The F-1 student visa serves as the entry point for the majority of foreign students studying in the United States. By participating in "practical training," these students are able to work in the fields for which they have degrees. Optional Practical Training (OPT), a brief job benefit for F-1 students, is the most popular type of practical training.
The ease of the OPT application procedure is highlighted by Aaron Blumberg of the reputable immigration law firm Fragomen, who states that "the student is solely responsible for filing the application." In contrast to other work visa schemes, OPT does not require employer sponsorship. A student can begin working as soon as they obtain their Employment Authorization Document (EAD).
Students frequently use Curricular Practical Training (CPT), a type of work authorization under OPT, for internships. This enables F-1 students to complete a year of full-time study and acquire practical experience in their academic field. Employers are not very involved; students bear the majority of the obligation.
Declaring, "It is critical that employers confirm an international student's work authorization prior to employment start date to prevent any liability for the student and the employer in the future," Blumberg emphasizes the significance of employers doing this before the employment start date.
The duration of CPT is adjustable, and approvals are typically granted in 5–10 working days.
With post-completion OPT, international students can continue to be able to work after they graduate. The procedure is a two-step application wherein the student asks their international advisor for an OPT recommendation before submitting the application to USCIS for approval. There is no upfront investment, and companies are not directly involved in the application process.
According to Blumberg, employers need to be aware that an overseas student's Social Security Number does not serve as verification of their eligibility to work. The Employment Authorization Document (EAD), issued by USCIS, is a crucial document. It is advised to apply as early as possible for OPT because, during busy times, the processing period can extend to three to four months.
There is an extra option for a 24-month extension through STEM OPT for students with STEM degrees. Companies take a more hands-on approach, setting up formal training programs and signing up for E-Verify.
After submitting a training plan for approval, the student asks for an extension with USCIS. Blumberg points out that the STEM OPT extension needs to be submitted before the original OPT period ends.
Hiring overseas students on out-of-program (OPT) brings with it a potential talent pipeline, specialized skills, and a diversity of perspectives, as Blumberg highlights. Employers have the opportunity to diversify their workforce and even help foreign workers get green cards or longer-term work permits.
Employers may support diversity and innovation in the dynamic U.S. labour market by integrating overseas students into their teams with ease and by having a thorough understanding of the OPT process and its numerous components.
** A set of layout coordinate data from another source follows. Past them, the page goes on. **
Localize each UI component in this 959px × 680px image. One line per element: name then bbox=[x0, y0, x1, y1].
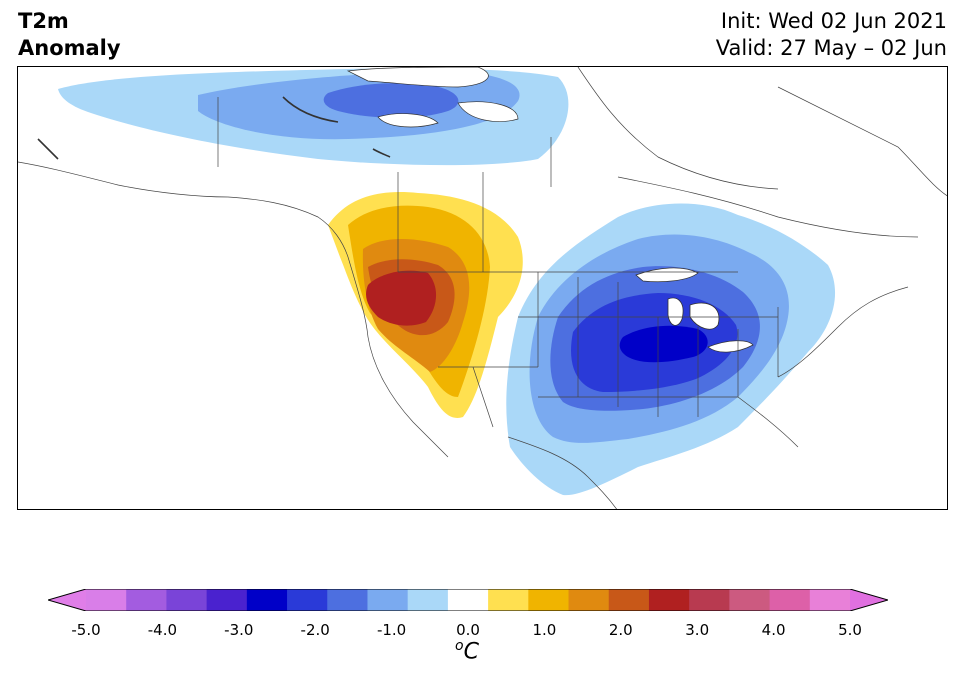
colorbar-segment bbox=[729, 589, 771, 611]
degree-symbol: o bbox=[455, 638, 464, 654]
map-svg bbox=[18, 67, 947, 509]
colorbar-segment bbox=[809, 589, 851, 611]
colorbar-tick-label: 5.0 bbox=[838, 621, 862, 639]
colorbar-tick-label: -2.0 bbox=[300, 621, 330, 639]
colorbar-segment bbox=[86, 589, 127, 611]
warm-anomaly-west-2.5 bbox=[366, 270, 437, 326]
colorbar-segment bbox=[407, 589, 449, 611]
valid-range: Valid: 27 May – 02 Jun bbox=[715, 36, 947, 60]
colorbar-tick-label: -5.0 bbox=[71, 621, 101, 639]
colorbar-segment bbox=[327, 589, 368, 611]
colorbar-tick-label: 4.0 bbox=[761, 621, 786, 639]
colorbar-tick-label: -1.0 bbox=[376, 621, 407, 639]
product-title: Anomaly bbox=[18, 36, 121, 60]
colorbar-segments bbox=[86, 589, 851, 611]
colorbar-over-arrow bbox=[850, 589, 888, 611]
colorbar-segment bbox=[769, 589, 811, 611]
colorbar-segment bbox=[447, 589, 489, 611]
political-boundaries bbox=[18, 67, 947, 509]
date-block: Init: Wed 02 Jun 2021 Valid: 27 May – 02… bbox=[716, 8, 947, 62]
title-block: T2m Anomaly bbox=[18, 8, 121, 62]
cold-anomaly-arctic-strong bbox=[323, 83, 459, 118]
colorbar-tick-label: 3.0 bbox=[685, 621, 710, 639]
colorbar-tick-label: 2.0 bbox=[608, 621, 633, 639]
colorbar-tick-label: -4.0 bbox=[147, 621, 178, 639]
colorbar-segment bbox=[126, 589, 167, 611]
colorbar-segment bbox=[648, 589, 690, 611]
colorbar-tick-labels: -5.0 -4.0 -3.0 -2.0 -1.0 0.0 1.0 2.0 3.0 4.0 5.0 bbox=[0, 621, 959, 641]
colorbar-tick-label: 1.0 bbox=[532, 621, 557, 639]
colorbar-segment bbox=[246, 589, 288, 611]
colorbar-segment bbox=[488, 589, 529, 611]
colorbar-segment bbox=[206, 589, 248, 611]
colorbar-segment bbox=[528, 589, 570, 611]
colorbar bbox=[48, 589, 888, 611]
arctic-coast-lines bbox=[37, 96, 391, 160]
init-date: Init: Wed 02 Jun 2021 bbox=[720, 9, 947, 33]
colorbar-tick-label: 0.0 bbox=[456, 621, 480, 639]
cold-anomaly-east-2.5 bbox=[619, 325, 708, 363]
arctic-islands bbox=[346, 67, 519, 128]
anomaly-map bbox=[17, 66, 948, 510]
colorbar-unit: oC bbox=[455, 638, 479, 664]
great-lakes bbox=[635, 267, 754, 353]
colorbar-tick-label: -3.0 bbox=[224, 621, 254, 639]
colorbar-segment bbox=[367, 589, 409, 611]
colorbar-segment bbox=[608, 589, 650, 611]
colorbar-under-arrow bbox=[48, 589, 86, 611]
variable-title: T2m bbox=[18, 9, 69, 33]
colorbar-segment bbox=[689, 589, 730, 611]
unit-label: C bbox=[463, 639, 479, 665]
colorbar-segment bbox=[166, 589, 208, 611]
colorbar-segment bbox=[568, 589, 610, 611]
colorbar-segment bbox=[287, 589, 328, 611]
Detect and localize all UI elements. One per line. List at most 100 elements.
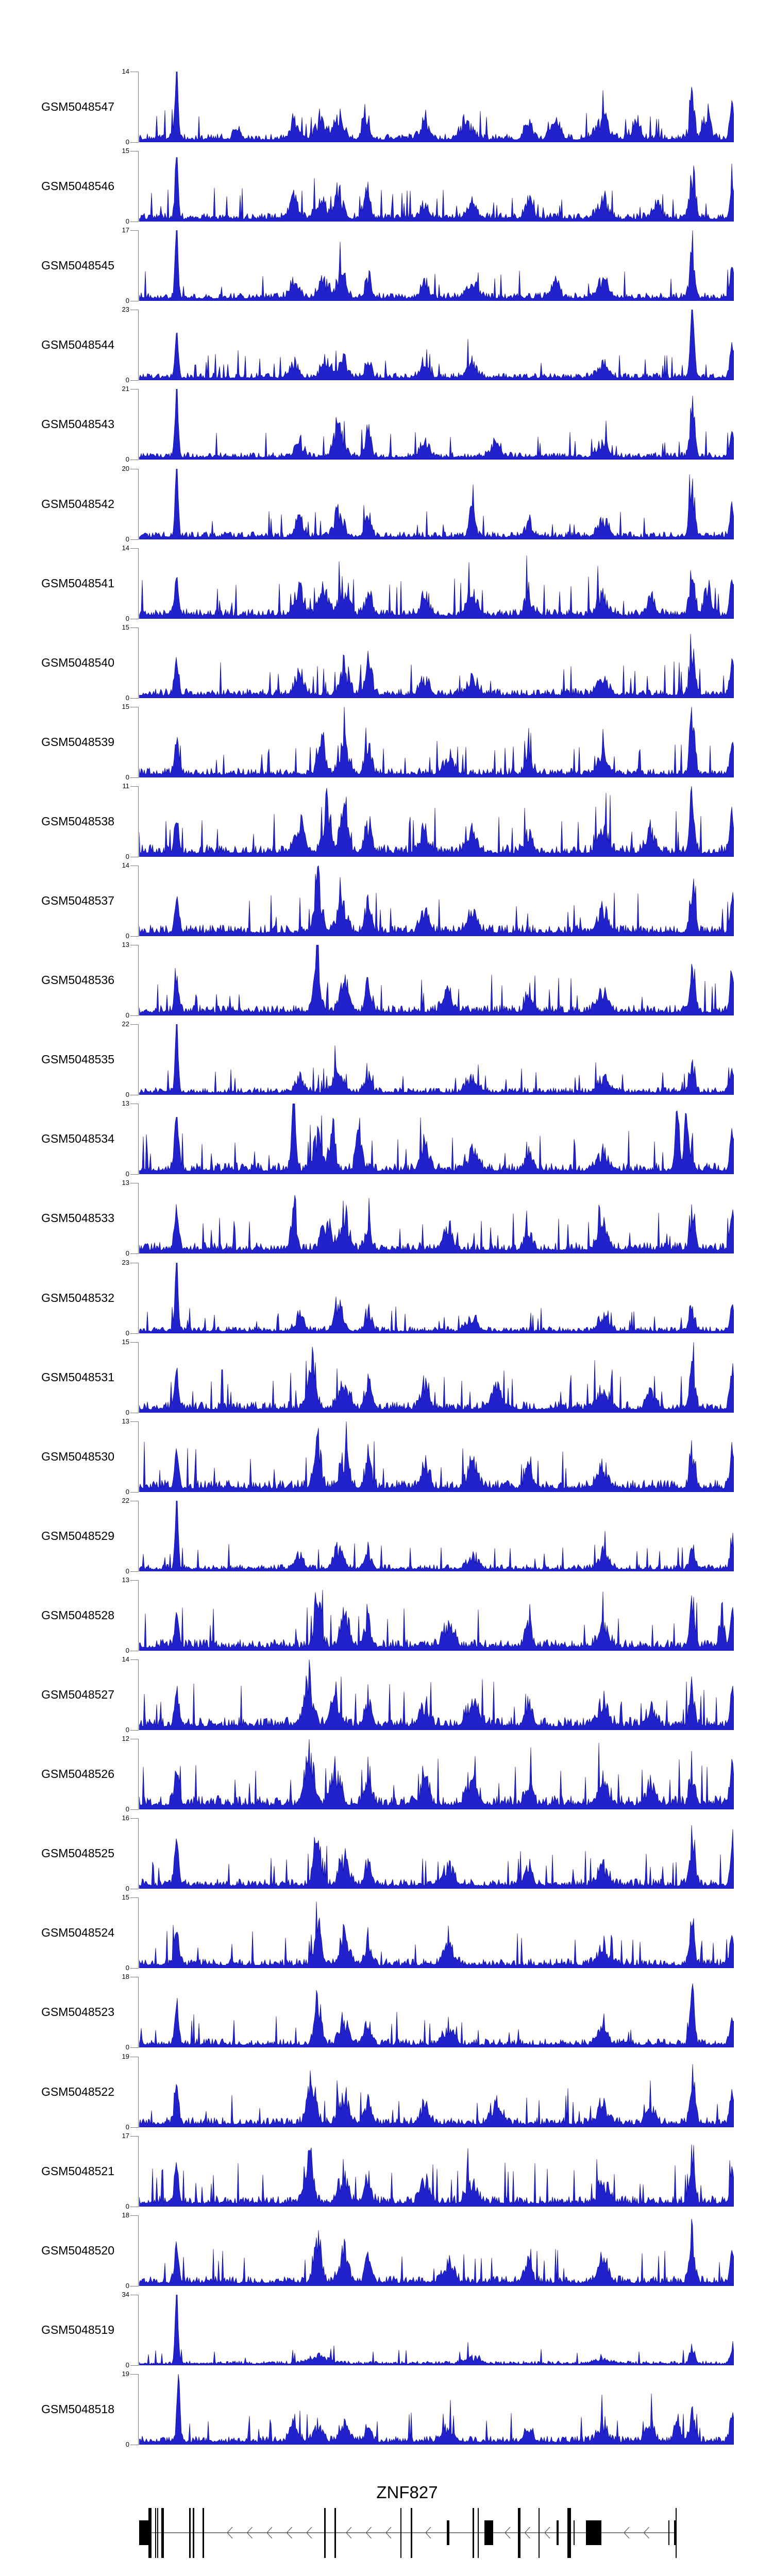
track-sample-label: GSM5048538 xyxy=(41,814,114,828)
track-zero-label: 0 xyxy=(125,2361,129,2369)
track-ymax-label: 19 xyxy=(122,2369,129,2378)
track-sample-label: GSM5048536 xyxy=(41,973,114,987)
track-signal-area xyxy=(139,945,734,1016)
track-row: GSM5048535 22 0 xyxy=(0,1020,773,1098)
track-zero-label: 0 xyxy=(125,2202,129,2210)
track-y-axis-line xyxy=(138,151,139,223)
track-ymax-label: 34 xyxy=(122,2290,129,2298)
track-signal-area xyxy=(139,1342,734,1413)
track-ymax-label: 14 xyxy=(122,1655,129,1663)
track-y-axis-line xyxy=(138,1500,139,1572)
exon-tall xyxy=(567,2508,571,2558)
track-y-axis-line xyxy=(138,230,139,302)
exon-tall xyxy=(193,2508,194,2558)
exon-tall xyxy=(411,2508,412,2558)
strand-arrow-icon xyxy=(365,2527,372,2539)
signal-path xyxy=(139,230,734,301)
signal-path xyxy=(139,468,734,539)
gene-model-track xyxy=(139,2508,677,2558)
track-signal-area xyxy=(139,1024,734,1095)
track-row: GSM5048520 18 0 xyxy=(0,2211,773,2290)
track-row: GSM5048539 15 0 xyxy=(0,703,773,781)
track-signal-area xyxy=(139,633,734,698)
track-zero-label: 0 xyxy=(125,2281,129,2290)
track-sample-label: GSM5048527 xyxy=(41,1688,114,1701)
track-y-axis-line xyxy=(138,72,139,143)
track-y-axis-zero-tick xyxy=(130,1253,138,1255)
track-zero-label: 0 xyxy=(125,217,129,226)
track-ymax-label: 15 xyxy=(122,623,129,631)
exon-tall xyxy=(334,2508,336,2558)
track-row: GSM5048528 13 0 xyxy=(0,1576,773,1654)
track-y-axis-line xyxy=(138,1024,139,1096)
track-sample-label: GSM5048518 xyxy=(41,2402,114,2416)
track-row: GSM5048523 18 0 xyxy=(0,1973,773,2051)
track-ymax-label: 15 xyxy=(122,1337,129,1346)
signal-path xyxy=(139,555,734,619)
signal-path xyxy=(139,866,734,936)
track-y-axis-line xyxy=(138,2294,139,2366)
track-zero-label: 0 xyxy=(125,852,129,860)
track-y-axis-top-tick xyxy=(130,2374,138,2375)
track-sample-label: GSM5048543 xyxy=(41,417,114,431)
signal-path xyxy=(139,1825,734,1889)
track-zero-label: 0 xyxy=(125,773,129,781)
signal-path xyxy=(139,2063,734,2127)
signal-path xyxy=(139,945,734,1016)
signal-path xyxy=(139,633,734,698)
signal-path xyxy=(139,1104,734,1175)
track-y-axis-line xyxy=(138,1897,139,1969)
track-signal-area xyxy=(139,2063,734,2127)
track-signal-area xyxy=(139,786,734,857)
track-ymax-label: 17 xyxy=(122,2131,129,2140)
track-zero-label: 0 xyxy=(125,1329,129,1337)
track-ymax-label: 18 xyxy=(122,2211,129,2219)
strand-arrow-icon xyxy=(425,2527,431,2539)
exon-tall xyxy=(189,2508,191,2558)
track-y-axis-line xyxy=(138,706,139,778)
track-sample-label: GSM5048537 xyxy=(41,894,114,907)
track-sample-label: GSM5048546 xyxy=(41,179,114,193)
track-ymax-label: 16 xyxy=(122,1814,129,1822)
track-signal-area xyxy=(139,2218,734,2286)
track-y-axis-top-tick xyxy=(130,2215,138,2216)
track-signal-area xyxy=(139,2374,734,2445)
track-sample-label: GSM5048532 xyxy=(41,1291,114,1304)
track-sample-label: GSM5048542 xyxy=(41,497,114,511)
signal-path xyxy=(139,2144,734,2207)
track-y-axis-line xyxy=(138,866,139,937)
track-y-axis-zero-tick xyxy=(130,698,138,699)
track-y-axis-zero-tick xyxy=(130,2127,138,2128)
track-ymax-label: 15 xyxy=(122,147,129,155)
signal-path xyxy=(139,1589,734,1651)
track-row: GSM5048543 21 0 xyxy=(0,385,773,463)
exon-short xyxy=(586,2520,601,2545)
track-sample-label: GSM5048528 xyxy=(41,1608,114,1622)
strand-arrow-icon xyxy=(624,2527,630,2539)
track-signal-area xyxy=(139,2294,734,2365)
track-zero-label: 0 xyxy=(125,1408,129,1416)
track-signal-area xyxy=(139,1984,734,2048)
track-signal-area xyxy=(139,157,734,222)
exon-short xyxy=(674,2520,676,2545)
track-y-axis-zero-tick xyxy=(130,1730,138,1731)
strand-arrow-icon xyxy=(286,2527,292,2539)
track-signal-area xyxy=(139,468,734,539)
track-y-axis-line xyxy=(138,468,139,540)
track-signal-area xyxy=(139,706,734,777)
track-ymax-label: 22 xyxy=(122,1020,129,1028)
track-y-axis-top-tick xyxy=(130,548,138,549)
track-zero-label: 0 xyxy=(125,1249,129,1258)
track-ymax-label: 13 xyxy=(122,1099,129,1108)
track-row: GSM5048536 13 0 xyxy=(0,941,773,1019)
track-row: GSM5048518 19 0 xyxy=(0,2370,773,2448)
track-y-axis-zero-tick xyxy=(130,936,138,937)
exon-tall xyxy=(161,2508,164,2558)
track-row: GSM5048545 17 0 xyxy=(0,226,773,304)
track-signal-area xyxy=(139,1901,734,1969)
track-sample-label: GSM5048544 xyxy=(41,338,114,352)
track-y-axis-line xyxy=(138,1104,139,1175)
track-row: GSM5048547 14 0 xyxy=(0,67,773,146)
strand-arrow-icon xyxy=(306,2527,312,2539)
track-y-axis-top-tick xyxy=(130,1897,138,1899)
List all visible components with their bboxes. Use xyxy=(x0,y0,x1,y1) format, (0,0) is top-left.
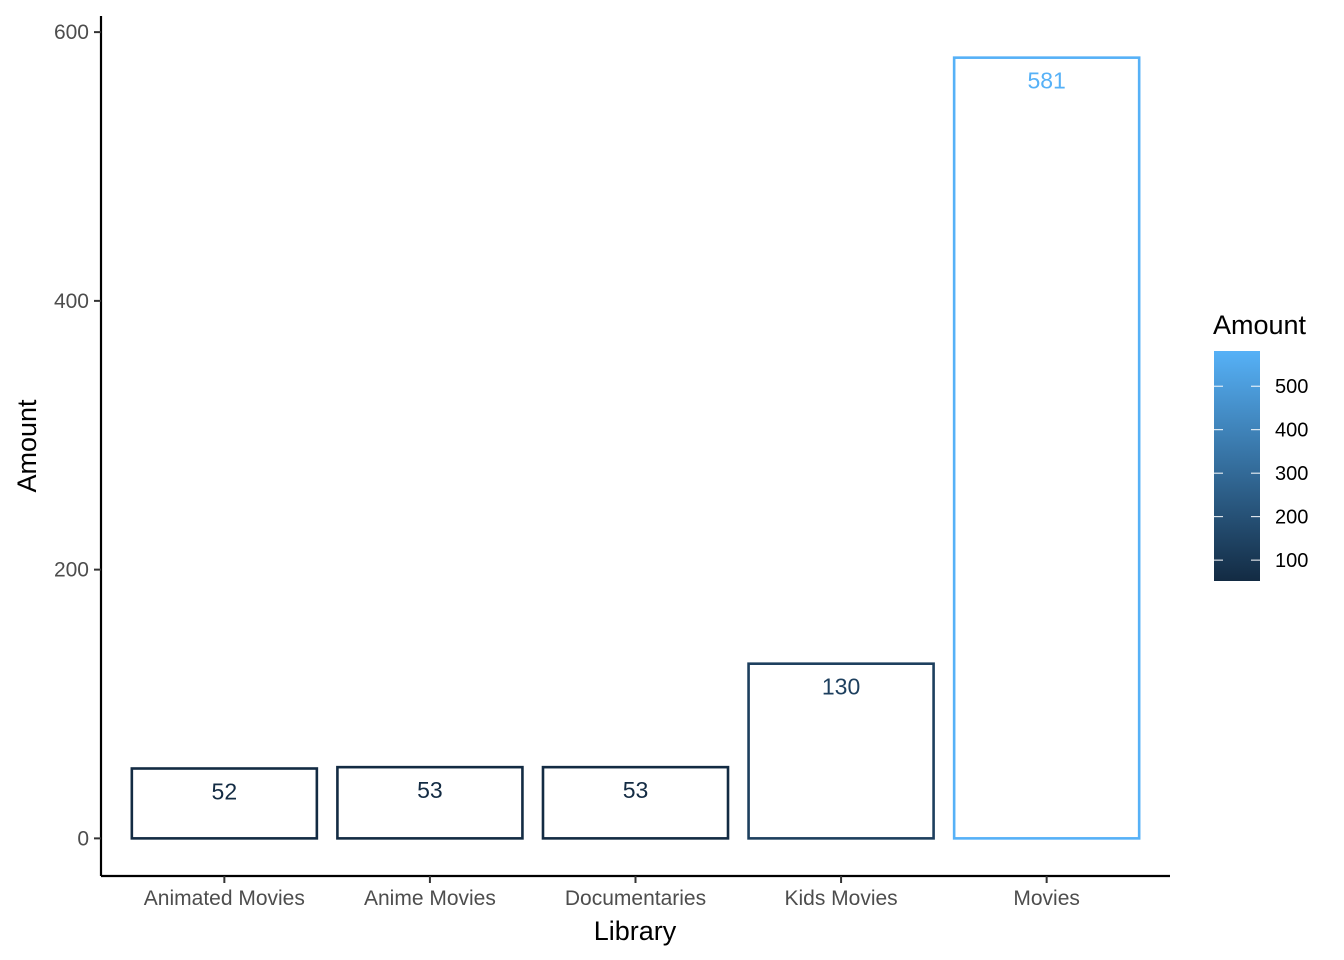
x-ticks: Animated Movies Anime Movies Documentaries… xyxy=(144,876,1080,910)
x-tick-label: Documentaries xyxy=(565,887,706,910)
y-tick-label: 600 xyxy=(54,21,89,44)
x-tick-label: Movies xyxy=(1013,887,1080,910)
y-tick-label: 0 xyxy=(77,827,89,850)
bar-value-label: 52 xyxy=(212,779,238,805)
bar xyxy=(130,767,319,840)
y-tick-label: 400 xyxy=(54,290,89,313)
x-tick-label: Animated Movies xyxy=(144,887,305,910)
bar-value-label: 53 xyxy=(417,777,443,803)
bar xyxy=(336,765,524,840)
bar-value-label: 581 xyxy=(1027,68,1065,94)
legend-tick-label: 100 xyxy=(1275,550,1308,572)
bar-value-label: 130 xyxy=(822,674,860,700)
y-tick-label: 200 xyxy=(54,559,89,582)
legend-title: Amount xyxy=(1213,310,1307,340)
bar xyxy=(952,56,1141,840)
y-ticks: 0 200 400 600 xyxy=(54,21,101,850)
bars-layer: 52 53 53 130 581 xyxy=(130,56,1141,840)
y-axis-title: Amount xyxy=(12,399,42,493)
legend-tick-label: 200 xyxy=(1275,507,1308,529)
legend-tick-label: 300 xyxy=(1275,463,1308,485)
bar xyxy=(541,765,730,840)
axes-layer xyxy=(99,16,1170,878)
legend-ticks: 100 200 300 400 500 xyxy=(1214,376,1308,572)
legend: Amount 100 200 300 400 500 xyxy=(1213,310,1308,581)
legend-colorbar xyxy=(1214,351,1260,581)
x-axis-title: Library xyxy=(594,916,677,946)
x-tick-label: Kids Movies xyxy=(784,887,897,910)
legend-tick-label: 400 xyxy=(1275,420,1308,442)
bar-value-label: 53 xyxy=(623,777,649,803)
x-tick-label: Anime Movies xyxy=(364,887,496,910)
bar xyxy=(747,662,935,840)
legend-tick-label: 500 xyxy=(1275,376,1308,398)
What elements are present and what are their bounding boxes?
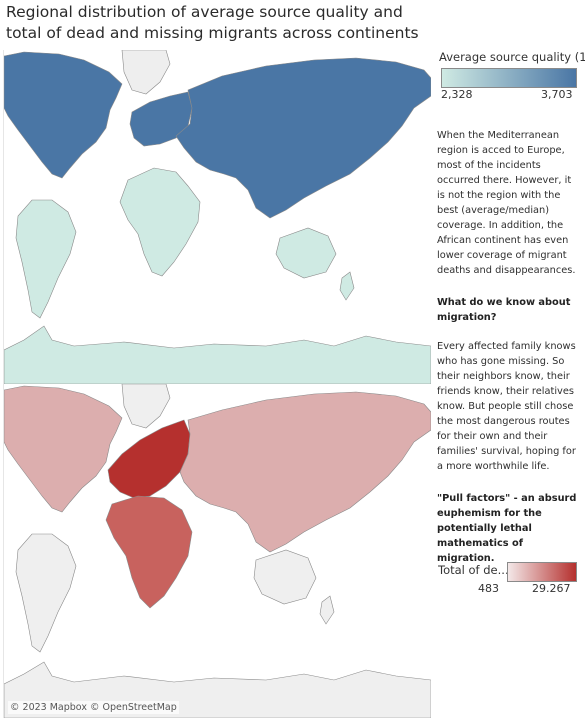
map-total-dead-missing[interactable]: © 2023 Mapbox © OpenStreetMap xyxy=(3,384,431,718)
legend-dead-gradient xyxy=(507,562,577,582)
narrative-heading-1: What do we know about migration? xyxy=(437,297,571,323)
region-greenland[interactable] xyxy=(121,50,171,95)
region-north-america[interactable] xyxy=(4,51,123,179)
region-south-america[interactable] xyxy=(15,199,77,319)
narrative-paragraph-2: Every affected family knows who has gone… xyxy=(437,341,576,472)
legend-quality-gradient xyxy=(441,68,577,88)
map-average-source-quality[interactable] xyxy=(3,50,431,384)
legend-dead-min: 483 xyxy=(478,582,499,595)
legend-quality-max: 3,703 xyxy=(541,88,573,101)
region-oceania[interactable] xyxy=(253,549,335,625)
region-oceania[interactable] xyxy=(275,227,355,301)
narrative-heading-2: "Pull factors" - an absurd euphemism for… xyxy=(437,493,577,564)
map-svg-dead[interactable] xyxy=(4,384,431,718)
legend-dead-title[interactable]: Total of de... xyxy=(438,563,508,577)
legend-quality-title[interactable]: Average source quality (1... xyxy=(439,50,585,64)
narrative-paragraph-1: When the Mediterranean region is acced t… xyxy=(437,130,576,276)
map-attribution[interactable]: © 2023 Mapbox © OpenStreetMap xyxy=(8,701,179,714)
region-africa[interactable] xyxy=(105,495,193,609)
region-africa[interactable] xyxy=(119,167,201,277)
region-south-america[interactable] xyxy=(15,533,77,653)
map-svg-quality[interactable] xyxy=(4,50,431,384)
legend-quality-min: 2,328 xyxy=(441,88,473,101)
region-asia[interactable] xyxy=(175,57,431,219)
region-greenland[interactable] xyxy=(121,384,171,429)
region-north-america[interactable] xyxy=(4,385,123,513)
region-asia[interactable] xyxy=(179,391,431,553)
legend-dead-max: 29.267 xyxy=(532,582,571,595)
dashboard-title: Regional distribution of average source … xyxy=(6,3,419,42)
region-antarctica[interactable] xyxy=(4,325,431,384)
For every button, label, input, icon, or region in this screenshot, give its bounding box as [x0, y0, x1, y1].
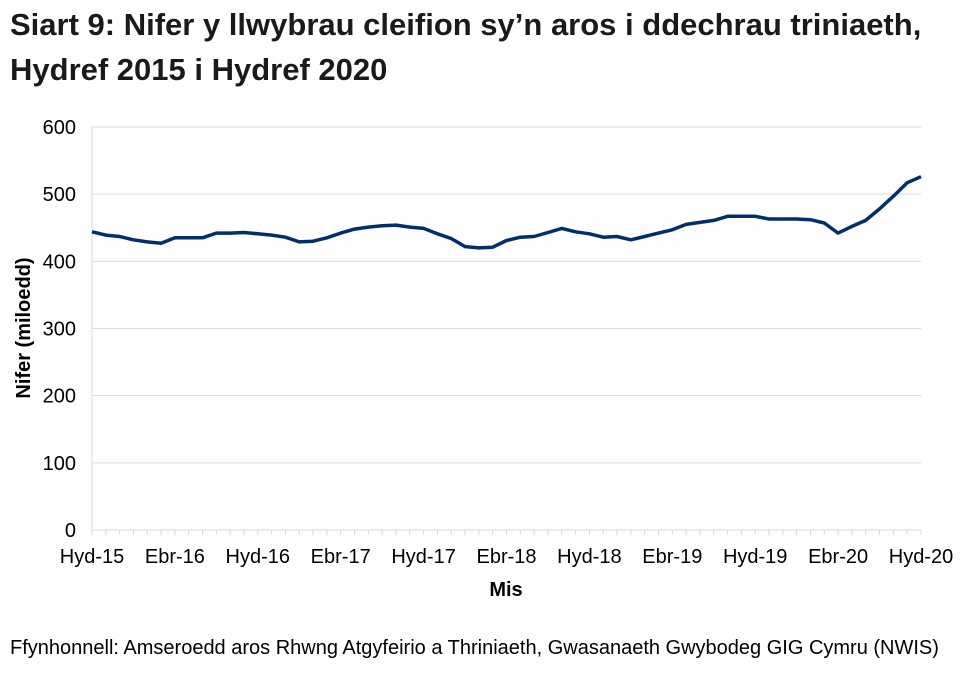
chart-title: Siart 9: Nifer y llwybrau cleifion sy’n … [10, 7, 922, 87]
y-axis-title: Nifer (miloedd) [13, 257, 35, 398]
x-tick-label: Hyd-18 [557, 546, 621, 568]
series-line [91, 175, 922, 250]
x-tick-label: Hyd-20 [889, 546, 953, 568]
x-tick-label: Ebr-19 [642, 546, 702, 568]
x-tick-label: Ebr-17 [311, 546, 371, 568]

Under OPT, CPT is a type of work permit that enables F-1 students to participate in experiential learning, frequently through internships. Employers only need to confirm the internship offer; that's about it.
No, it is the student's responsibility to apply for OPT. Once the student gets their EAD, employers are under no obligation to make an offer.
Employers often incur no fees when hiring international students under OPT. Students are mostly responsible for the processing fees and obligations.